Frytki domowe
Dzisiaj zapraszam na przepis na frytki domowe. Przyznaję się od razu frytki domowe uwielbiam, ale i pozwalam sobie na nie niezbyt często. No cóż, frytki domowe są kaloryczne, to prawda, ale są bardzo smaczne. A jak do tego dodam jeszcze jakieś sosy to wyrzutów sumienia nie ma końca. Frytki domowe mają to do siebie, że niezwykle szybko znikają z talerzy a cała rodzina prosi się o dokładkę, nie są do tego tak okrutnie słone jak z MC czy KFC. Dla mnie frytki domowe to frytki tradycyjne, smażone na głębokim oleju, tak jak to kiedyś robiła moja mama. Sama teraz przygotowuję również frytki pieczone w piekarniku czy frytkownicy powietrznej ale to jednak nie to samo. A ty, które frytki wolisz? Nie da się ukryć, że frytki domowe smażone na głębokim oleju roślinnym smakują inaczej, no muszą, taka ich uroda. A w właśnie, są dwie metody smażenia, jedna dwustopniowa, czyli najpierw obsmaża się w niższej temperaturze, odsącza, studzi a potem wyższej. Albo wersja pójścia na łatwiznę, taka jak moja, czyli smażę na raz. Tak robiła moja mama i nit nie narzekał, tak robię również ja. Frytki domowe mają to do siebie, że mogą być smaczne bardzo a nie muszą być idealne.
Frytki domowe
Frytki domowe składniki:
- 4 kg ziemniaków
- 1,5-2 litry oleju
- sól do posypania do smaku
Frytki domowe przygotowanie:
- Ziemniaki obieram, kroję w duże słupki. Wkładam do miski z zimną wodą w miarę obierania. Ziemniaki zostawiam na minimum godzinę, często mieszam. Wymieniam wodę jeśli zrobi się mętna.

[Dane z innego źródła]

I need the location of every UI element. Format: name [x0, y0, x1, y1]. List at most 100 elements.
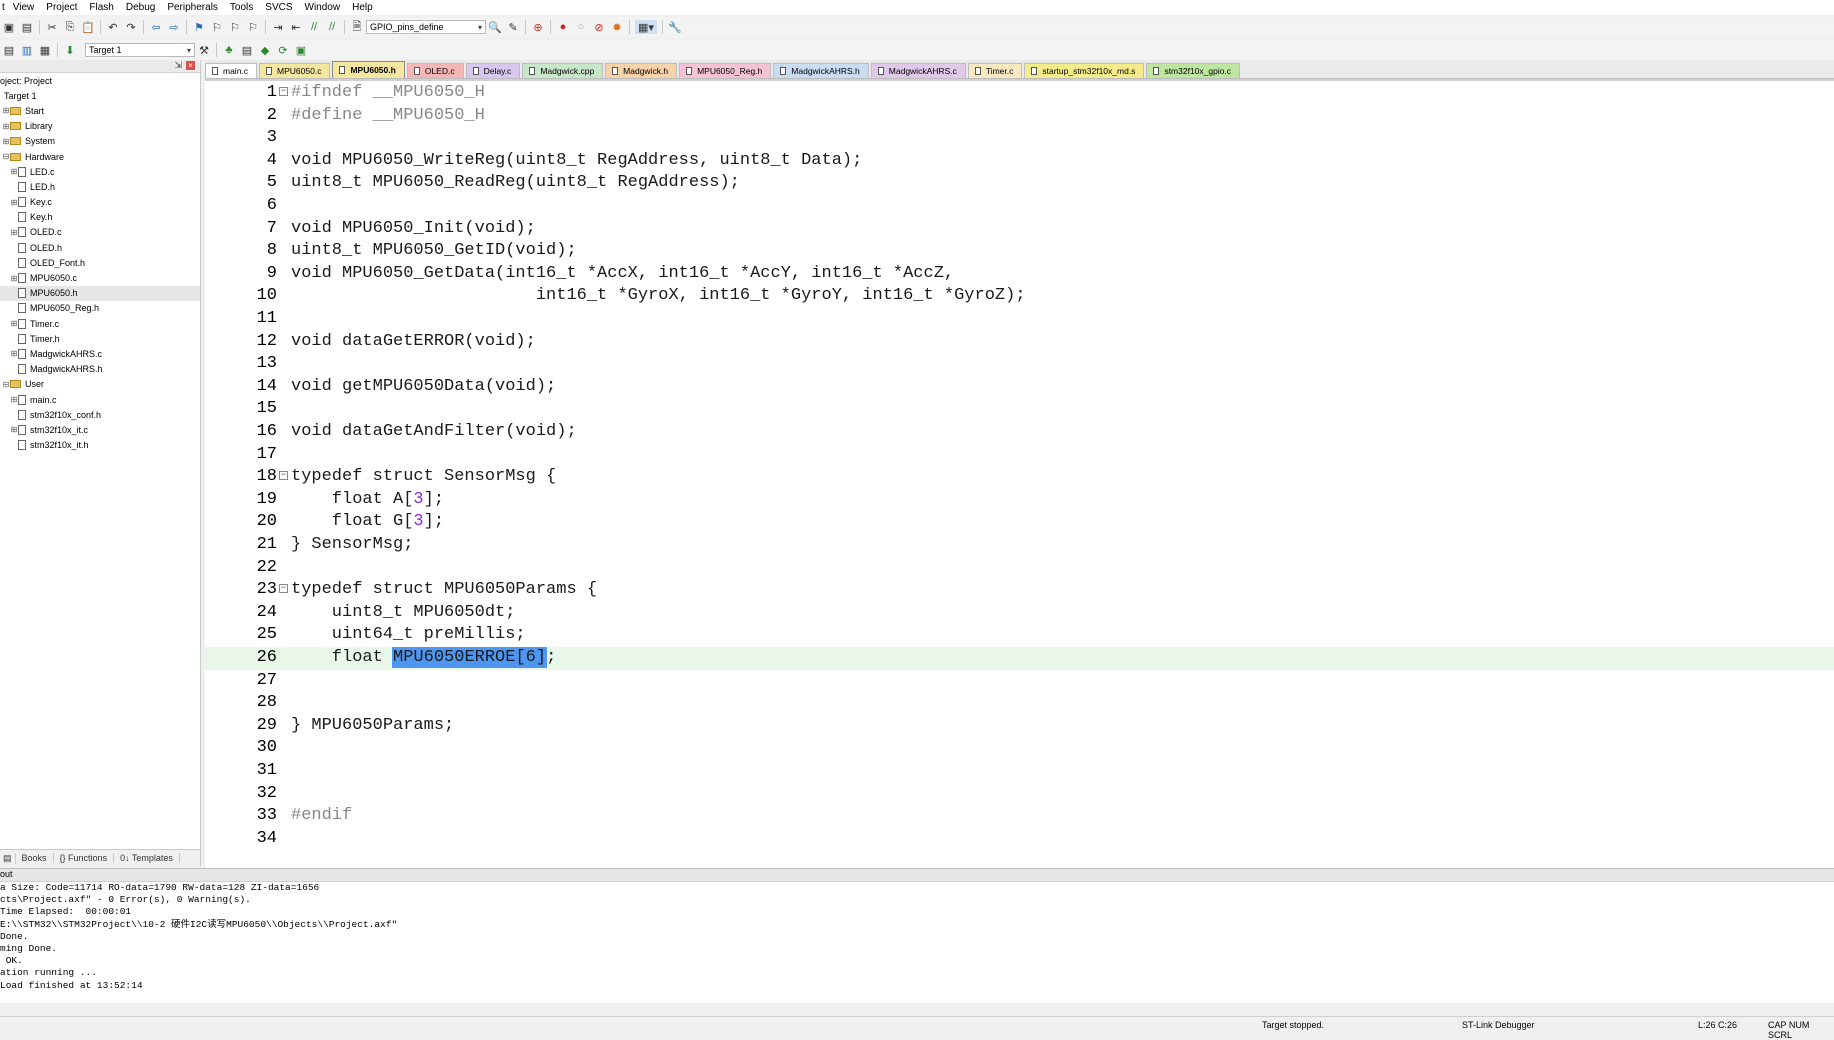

- Rozgrzewam olej w garnku lub frytkownicy. Jeśli w garnku rozgrzejcie olej do temperatury 190-200 stopni. Jeśli nie macie termometru to znakiem rozpoznawalnym będzie pojawiający się mocny zapach oleju.
- Frytki odsączam na papierowym ręczniku, potem na kuchennym. Suche frytki ostrożnie wkładam do oleju, mieszam i pozwalam im się smażyć się do czasu, aż skórka stanie się brązowa i chrupiąca. Ja lubię gdy są mocno przyrumienione. Muszą osiągnąć kolor idealny, taki jak odpowiada nam najbardziej.
- Na talerzu posypuję frytki domowe bardzo drobną solą i podaję.
FRYTKI
Klasyczne frytki, smażone dwa razy tak aby były miękkie w środku i chrupiące na zewnątrz. Lubie je i to bardzo. Maja tylko wadę w postaci masakrycznie długiego czasu wykonania, jeśli cała rodzina chce zjeść wielki talerz frytek.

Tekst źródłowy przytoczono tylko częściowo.